Communication de Valery TURCEY et de Bertrand MATHIEU sur le syndicalisme judiciaire

Communication du lundi 18 mars 2024 de :

  • Valery TURCEY, conseiller à la Cour de cassation, chargé des fonctions de premier président de la cour d’appel de Limoges, membre du Conseil consultatif des juges européens, ancien président de l’Union Syndicale des magistrats et ancien membre du CSM ;
  • et Bertrand MATHIEU, professeur émérite de droit constitutionnel à Paris I, ancien conseiller d’Etat en service extraordinaire, ancien membre du CSM.

Thème de la communication : Regards croisés sur le syndicalisme judiciaire : aberration ou nécessité ?

Synthèse de la séance

Le président Bruno Cotte introduit cette séance en indiquant qu’il s’agit d’une communication à deux voix afin d’avoir des avis différents et des réponses nuancées, voire peut-être opposées, sur la question du syndicalisme dans la magistrature. Si le titre retenu pour aborder cette question a pu surprendre, il peut se lire comme un écho anticipé à la réflexion de François Sureau dans son dernier ouvrage, S’en aller : « … les professions qui touchent à l’essentiel – le droit et la médecine – sont exposées à la folie. De là les fresques obscènes des salles de garde et le syndicalisme dans la magistrature… »

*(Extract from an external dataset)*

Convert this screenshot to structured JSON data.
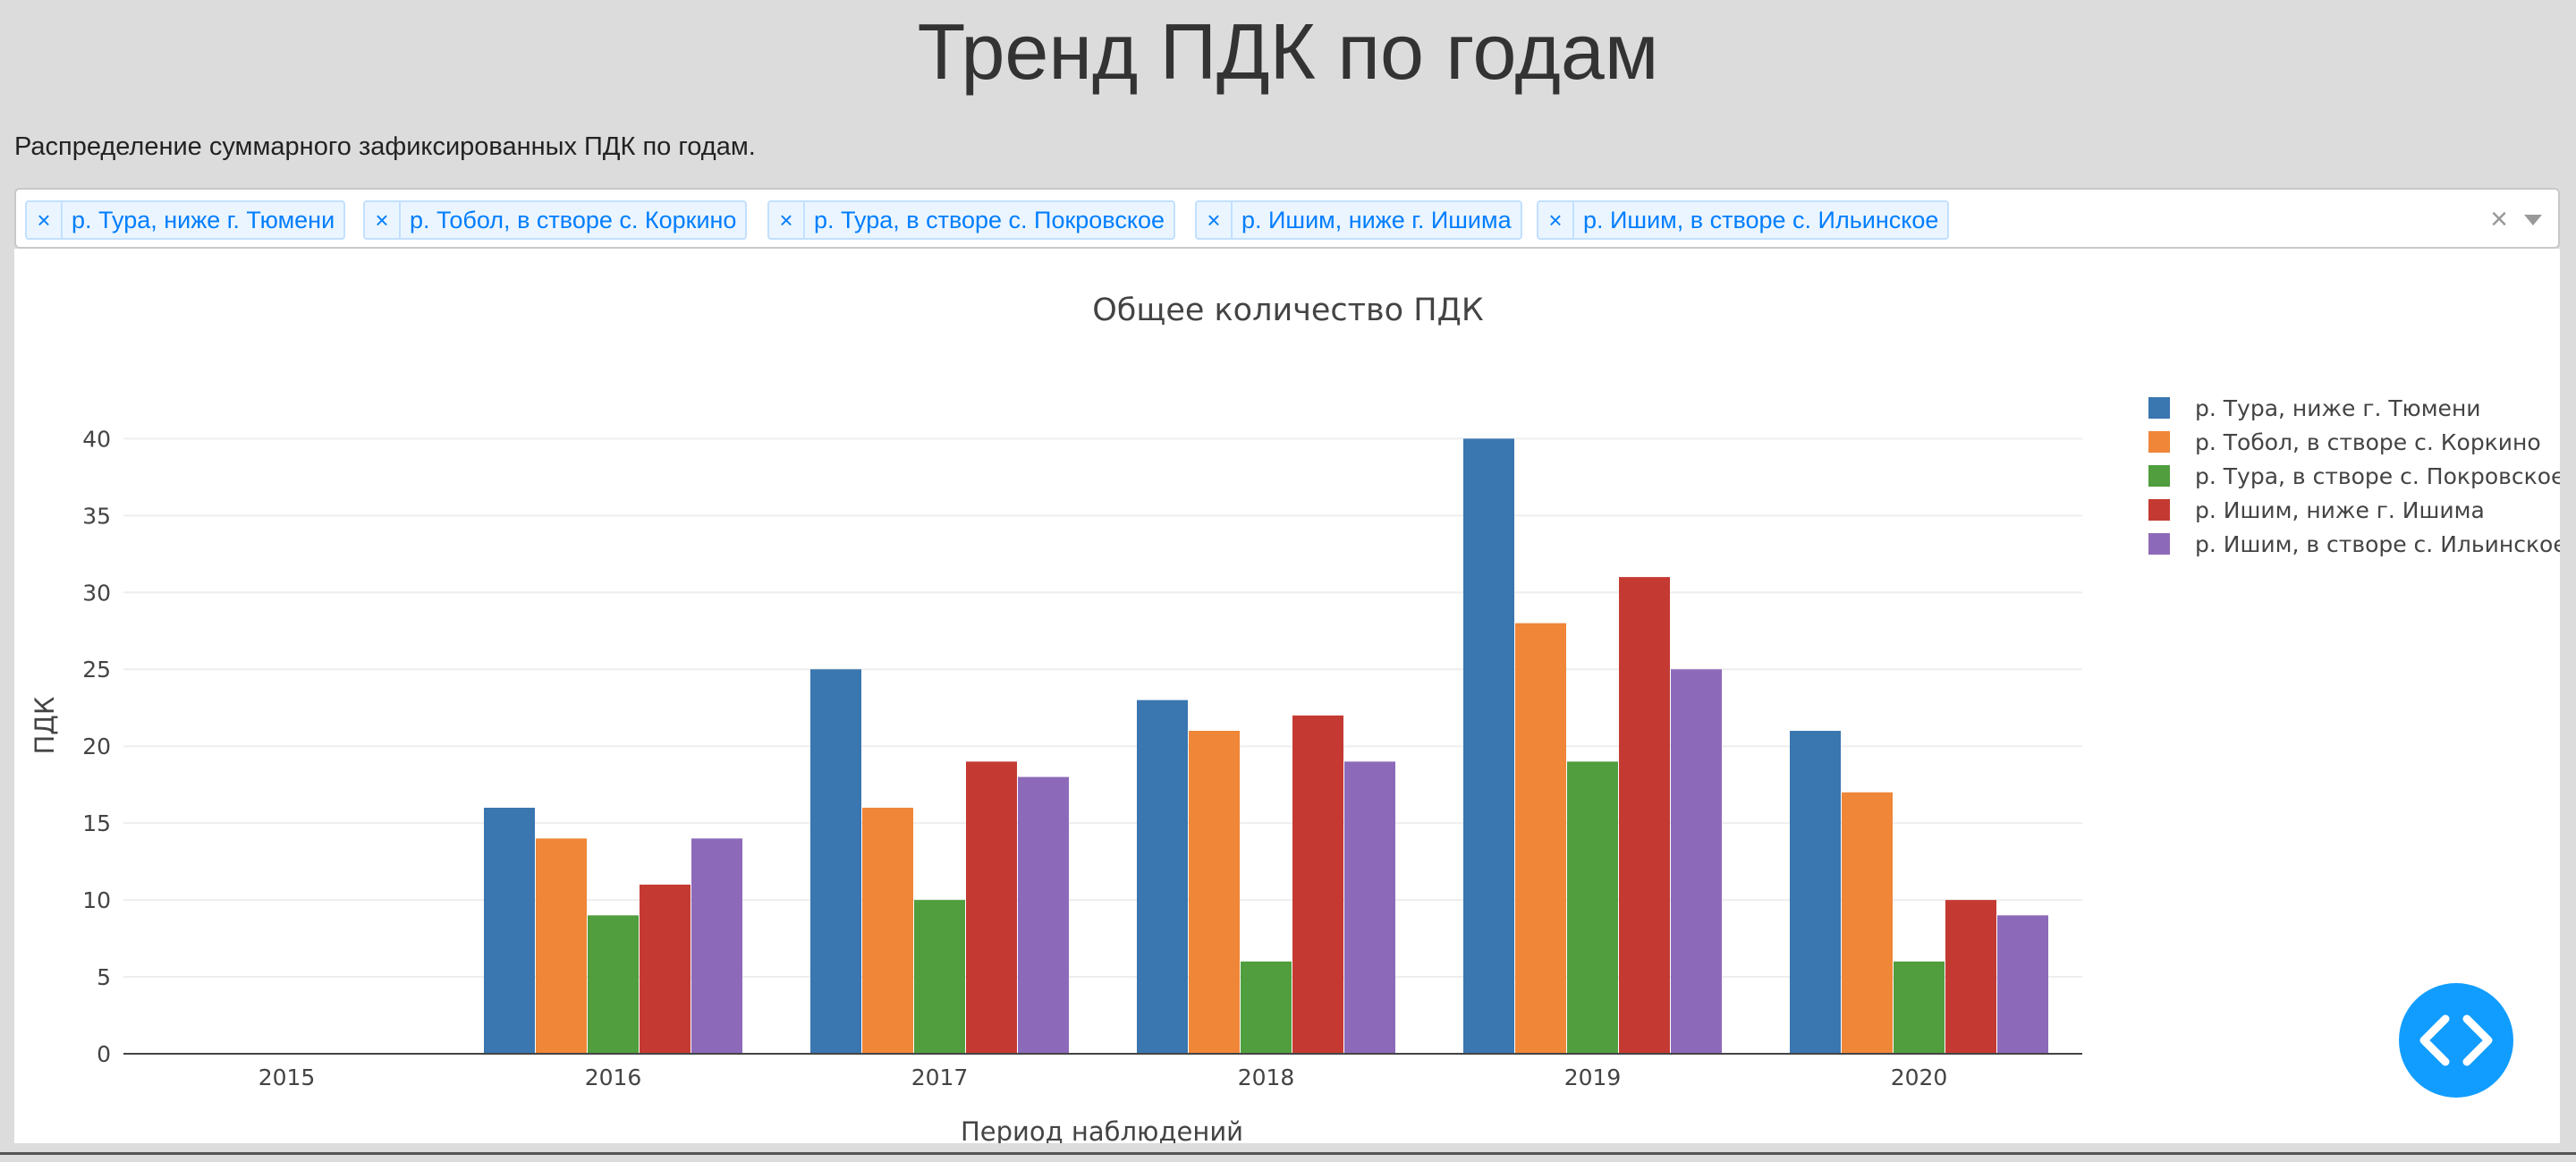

Le professeur Bertrand Mathieu commence en indiquant que prendre parti sur la place du syndicalisme dans la magistrature nécessite tout d’abord de s’interroger sur la place et la légitimité du juge dans un système démocratique. Dans notre système politique démocratique et libéral, il appartient au politique de prendre des décisions ayant trait à l’intérêt général ; tandis qu’il appartient au juge de trancher des litiges dans le respect des décisions du pouvoir politique et le cas échéant de protéger spécifiquement la liberté individuelle (article 66 de la Constitution). Le juge ne peut vouloir à la place du politique. La justice n’est pas un pouvoir démocratique au sens premier du terme, elle est un pouvoir nécessaire à la démocratie. Dans cette répartition des fonctions entre le politique et le juge, la légitimité du juge repose sur le fait d’être un tiers impartial. Ce n’est pas seulement l’impartialité réelle du juge qui est exigée mais une situation dans laquelle le justiciable n’a pas de raison d’émettre un doute raisonnable sur l’impartialité de son juge. L’indépendance des juges et des tribunaux est nécessaire pour maintenir la confiance du public dans l’impartialité de la justice. Une fois ce postulat établi, on peut se demander si le syndicalisme judiciaire est compatible avec l’exigence d’impartialité ou à quelles conditions il peut l’être ?
Le mouvement syndical dans la magistrature a été initié en 1968 par la création du Syndicat de la magistrature, engagé à gauche et se réclamant d’une justice politisée. Existait auparavant une association de magistrats qui s’est transformée en 1974 en syndicat : l’Union syndicale des magistrats (USM), aujourd’hui majoritaire, dont l’orientation corporatiste est clairement assumée mais qui n’hésite pas à prendre parti dans certains débats publics. Seuls ces deux syndicats sont représentés au Conseil supérieur de la magistrature. Il existe aussi un syndicat Unité-Magistrats, affilié à Force Ouvrière et un syndicat classé à droite, l’Association professionnelle des magistrats.
En Europe, la quasi-totalité des pays autorise les magistrats à se syndiquer. La Cour européenne des droits de l’homme est favorable à la liberté d’expression des magistrats, mais insiste également sur le fait que la justice doit jouir de la confiance du public. La position du Conseil consultatif des juges européens sur la liberté d’expression des juges du 2 décembre 2022 va plus loin encore.
La ligne de crête est étroite. Si un syndicat est légitime à prendre position tant sur le statut des magistrats que sur l’organisation de l’institution judiciaire, il ne lui appartient pas de prendre position en faveur ni en défaveur de tel responsable politique, ni de critiquer les textes qu’il a pour mission d’appliquer. Seul le politique, expression de la volonté générale, est légitime à déterminer ce qui constitue l’intérêt général. Le mélange des genres et des compétences entre le politique et la justice ne peut qu’affaiblir ces deux pouvoirs dont le concours est nécessaire au bon fonctionnement d’une démocratie libérale.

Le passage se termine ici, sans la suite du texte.